Era o dia trinta e um de março de mil novecentos e sessenta
e quatro. Não lembro-me se chovia, se fazia sol, se estava nublado. Em minha
casa havia um aparelho de rádio construído por meu pai em um curso de
eletrônica por correspondência, poderoso rádio que transmitia em ondas médias e
curtas, frequência modulada ainda não havia. Esse rádio era a salvação de
nossos dias, com as músicas da época, aqueles cantores e cantoras que minha mãe
imitava enquanto estava no tanque a lavar a roupa, e com os noticiários à
noite, a Voz do Brasil inclusive e, claro, Jerônimo – o herói do sertão. Isso
antes da novela O Direito de Nascer. Foi nesse rádio que escutamos a triste
notícia que o presidente Jango fora deposto, o Congresso fechado, o exército
dominava ruas e espaços públicos em Brasília. A tristeza tomou conta de meu
pai, que votara em Jânio e sua vassoura para presidente e João Goulart para
vice-presidente (os votos eram em separado para esses dois cargos) e tinha João
Goulart, o Jango, como herói nacional. Apesar de minha pouca idade eu entendi
que coisa boa não estava acontecendo, pelo semblante do velho.
Os tempos não eram fáceis, mas havia um ar de
liberdade, um ar de vitória dos trabalhadores e donas de casa, porque o
orçamento doméstico era cumprido, o dinheiro dava para fechar o mês e os preços
se mantinham. Lembro-me que um quilo de carne de primeira ficou em quinhentos
cruzeiros durante dois anos, sem aumento. Sim, tinha uma fila para compra, não
havia grande disponibilidade de produtos. Meu pai completava o orçamento da
casa e da mesa com uma horta que nos servia de verduras e legumes o tempo todo
e alguma grana das vendas dessas verduras e legumes que eu fazia pelas ruas da
cidade.
A cidade de Nova Lima, onde habitávamos, era uma
cidade operária, a mina de ouro da Morro Velho garantia trabalho pesado para
muitos, e a classe operária não era muito satisfeita porque as condições eram
duras. Tinha um sindicato atuante e a população elegera um deputado estadual
(Dazinho) que bem os representava na Assembleia Legislativa do estado. Era uma
cidade de “comunistas”, ouvi a frase muitas vezes. E aí o bicho pegou. Com a
tal “revolução” militar esses “comunistas” foram perseguidos e muitos delatores
de plantão se apresentaram. E nem havia a tal de delação premiada. Era delação
por sacanagem mesmo. Conheci vários delatores, por causa da aproximação
política de meu pai com os operários. Conheci também, e aprendi com eles,
vários operários, trabalhadores de diversas categorias, principalmente
eletricitários, sendo meu pai um trabalhador da companhia de eletricidade.
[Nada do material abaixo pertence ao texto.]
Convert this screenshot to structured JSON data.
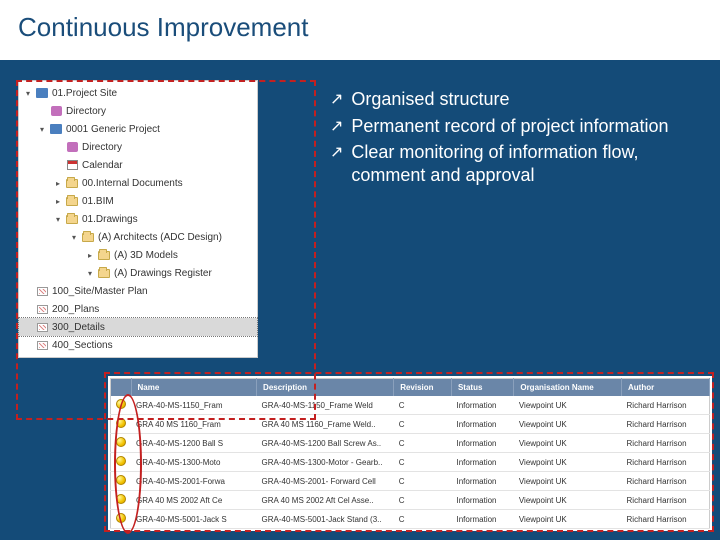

Como morávamos no pátio da estação distribuidora de
eletricidade, e ela deve ter sido considerada estratégica pelo novo governo, o
pátio e nossas casas eram constantemente vigiada pelos militares. A porta de
nossa sala tinha uma pequena janela de vidro fosco e, de dentro de casa,
assistíamos o vai e vem dos soldados a quem chamávamos de “cabeças de cuia”.
Víamos suas cabeças de cuia passar para cima e para baixo defronte nossa
janela. Era um silêncio triste a cada passagem deles. Como se eles fossem
escutar nossas conversas. A rua tinha uns cem metros diante de quatro casas,
moradias dos trabalhadores. Os cabeças de cuia ficaram em minha memória. A
partir daí eu mantive uma distância segura de todos que usam fardas, mesmo
bombeiros. A desconfiança desta categoria de funcionário público, policial,
exército, ou coisa parecida, faz parte de minha constituição genética, hoje.
Não gosto de policiais e pronto. Discriminação? Assumo. Tenho parentes que se
tornaram policiais e eu gosto deles, sem farda. Vestem a farda e se tornam
inimigos. E de inimigos mantemos uma distância segura. Nem tão próximo para não
gerar intimidade, nem tão longe para não sermos pegos de emboscada. E como
durou essa tal de ditadura militar. Tempo demais, suficiente para marcar toda
uma geração de boas pessoas que não nasceram fazendo parte da tal de elite, que
aplaudiu o confisco da liberdade da população. Que não volte. Nunca mais.